Down memory lane Virginia Berridge, a member of the former Convocation and daughter of the late James Stewart Cook, tells us about her father's and her links to the University of London. Your father James Stewart Cook had a long association with the University of London federation, from his student days at Imperial College and LSE, to his involvement with the University of London Union. Can you tell us a little more about his connection to the University and the legacy he left? My father was brought up by his mother in a single parent family as his father, one of the first Conservative political agents, died of TB when he was very young (aged two or three), in the 1900’s. He made his way to university via scholarships and took a degree in chemistry at Imperial College, with later study at LSE. He was involved in student politics and was president of the University of London Union.
James Stewart Cook
He was elected to the Standing Committee of Convocation in 1940 and became a Convocation Senator in 1944. He was also the author of the pamphlet Convocation - A Study in Academic Democracy. Convocation was a full part of the governance of the University and its elected Senators sat on the University Senate, which was the governing body of the University of London. Of course academic governance has changed in the 21st century beyond recognition to a more managerial model. I would guess few, if any, universities now allow their graduates a governance role of this sort! At the time when my father was a Convocation Senator, some of the leading universities had their own Members of Parliament. So if you were an Oxford, Cambridge or London graduate, you had two votes, one of which was for your university MP. The MP for the University of London, Sir Ernest Graham Little, was supported by a graduates’ association as an independent. A number of London graduates formed the University of London Society, arguing that the graduates’ association was simply a front for getting Graham Little re-elected. They wanted more active involvement for graduates in the University. The new Society was supported by Mary Stocks, the Principal of Westfield College, who nearly unseated Graham Little in the 1945 general election.

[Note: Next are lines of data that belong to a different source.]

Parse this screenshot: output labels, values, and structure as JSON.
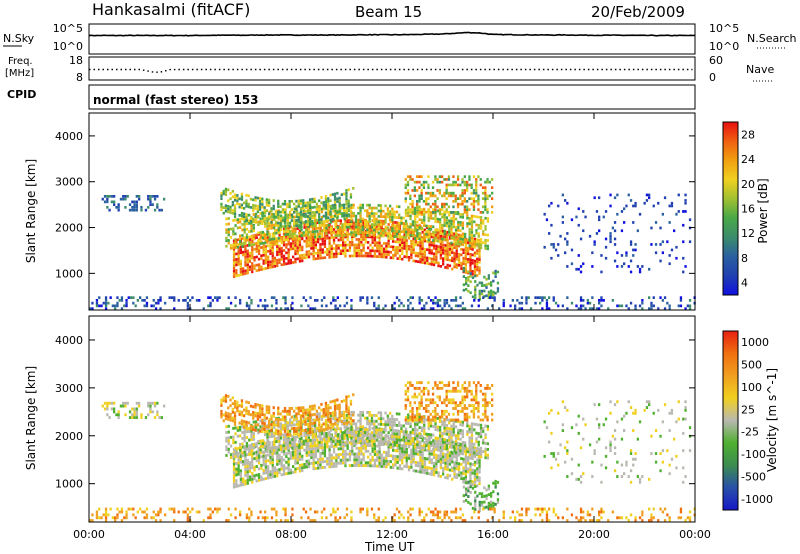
{
  "header": {
    "station": "Hankasalmi (fitACF)",
    "beam": "Beam 15",
    "date": "20/Feb/2009"
  },
  "chart_data": [
    {
      "type": "line",
      "panel": "noise",
      "left_label": "N.Sky",
      "right_label": "N.Search",
      "left_ticks": [
        "10^5",
        "10^0"
      ],
      "right_ticks": [
        "10^5",
        "10^0"
      ],
      "x_hours": [
        0,
        1,
        2,
        3,
        4,
        5,
        6,
        7,
        8,
        9,
        10,
        11,
        12,
        13,
        14,
        15,
        15.5,
        16,
        17,
        18,
        19,
        20,
        21,
        22,
        23,
        24
      ],
      "y_log": [
        3.3,
        3.3,
        3.3,
        3.3,
        3.3,
        3.35,
        3.35,
        3.4,
        3.4,
        3.4,
        3.4,
        3.45,
        3.45,
        3.5,
        3.6,
        3.9,
        3.8,
        3.5,
        3.45,
        3.4,
        3.4,
        3.35,
        3.35,
        3.3,
        3.3,
        3.3
      ],
      "ylim_log": [
        0,
        5
      ]
    },
    {
      "type": "line",
      "panel": "frequency",
      "left_label_lines": [
        "Freq.",
        "[MHz]"
      ],
      "right_label": "Nave",
      "left_ticks": [
        "18",
        "8"
      ],
      "right_ticks": [
        "60",
        "0"
      ],
      "x_hours": [
        0,
        2,
        2.5,
        2.8,
        3.2,
        4,
        8,
        12,
        16,
        20,
        24
      ],
      "freq_mhz": [
        12.5,
        12.5,
        11.2,
        11.0,
        12.4,
        12.5,
        12.5,
        12.5,
        12.5,
        12.5,
        12.5
      ],
      "ylim": [
        8,
        18
      ]
    },
    {
      "type": "heatmap",
      "panel": "cpid",
      "left_label": "CPID",
      "text": "normal (fast stereo) 153"
    },
    {
      "type": "heatmap",
      "panel": "power",
      "ylabel": "Slant Range [km]",
      "y_ticks": [
        "4000",
        "3000",
        "2000",
        "1000"
      ],
      "ylim": [
        200,
        4500
      ],
      "colorbar": {
        "label": "Power [dB]",
        "ticks": [
          "28",
          "24",
          "20",
          "16",
          "12",
          "8",
          "4"
        ],
        "range": [
          0,
          30
        ],
        "colors": [
          "#1010e0",
          "#2040b0",
          "#2a60a0",
          "#3c8c6c",
          "#48a848",
          "#a0c030",
          "#f0d020",
          "#f0a010",
          "#f06010",
          "#e81010"
        ]
      }
    },
    {
      "type": "heatmap",
      "panel": "velocity",
      "ylabel": "Slant Range [km]",
      "y_ticks": [
        "4000",
        "3000",
        "2000",
        "1000"
      ],
      "ylim": [
        200,
        4500
      ],
      "colorbar": {
        "label": "Velocity [m s^-1]",
        "ticks": [
          "1000",
          "500",
          "100",
          "25",
          "-25",
          "-100",
          "-500",
          "-1000"
        ],
        "range": [
          -1000,
          1000
        ],
        "colors": [
          "#1818c8",
          "#2850a8",
          "#3c8c50",
          "#50b030",
          "#b8b8b0",
          "#f0d020",
          "#f0a020",
          "#f07010",
          "#e82010"
        ]
      },
      "x_ticks": [
        "00:00",
        "04:00",
        "08:00",
        "12:00",
        "16:00",
        "20:00",
        "00:00"
      ],
      "xlabel": "Time UT",
      "xlim_hours": [
        0,
        24
      ]
    }
  ]
}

The Society was a non-political body which continued up to the abolition of Convocation in 2003. Graham Little continued as MP until the abolition of the University franchise in 1950.
James Stewart Cook (pictured third from left) with fellow students
Your father had a varied and inspiring career. What were some of the roles he undertook in his professional life? He worked as an industrial chemist over a wide field: in sugar beet factories in Ipswich, Kings Lynn and Peterborough, as an analyst in the Post Office engineering department and as a chemical engineer in a radio valve factory. He was associated with the British Standards Institution and the Festival of Britain. He was at one stage the organising secretary of the British Association of Chemists and undertook teaching and lecturing also.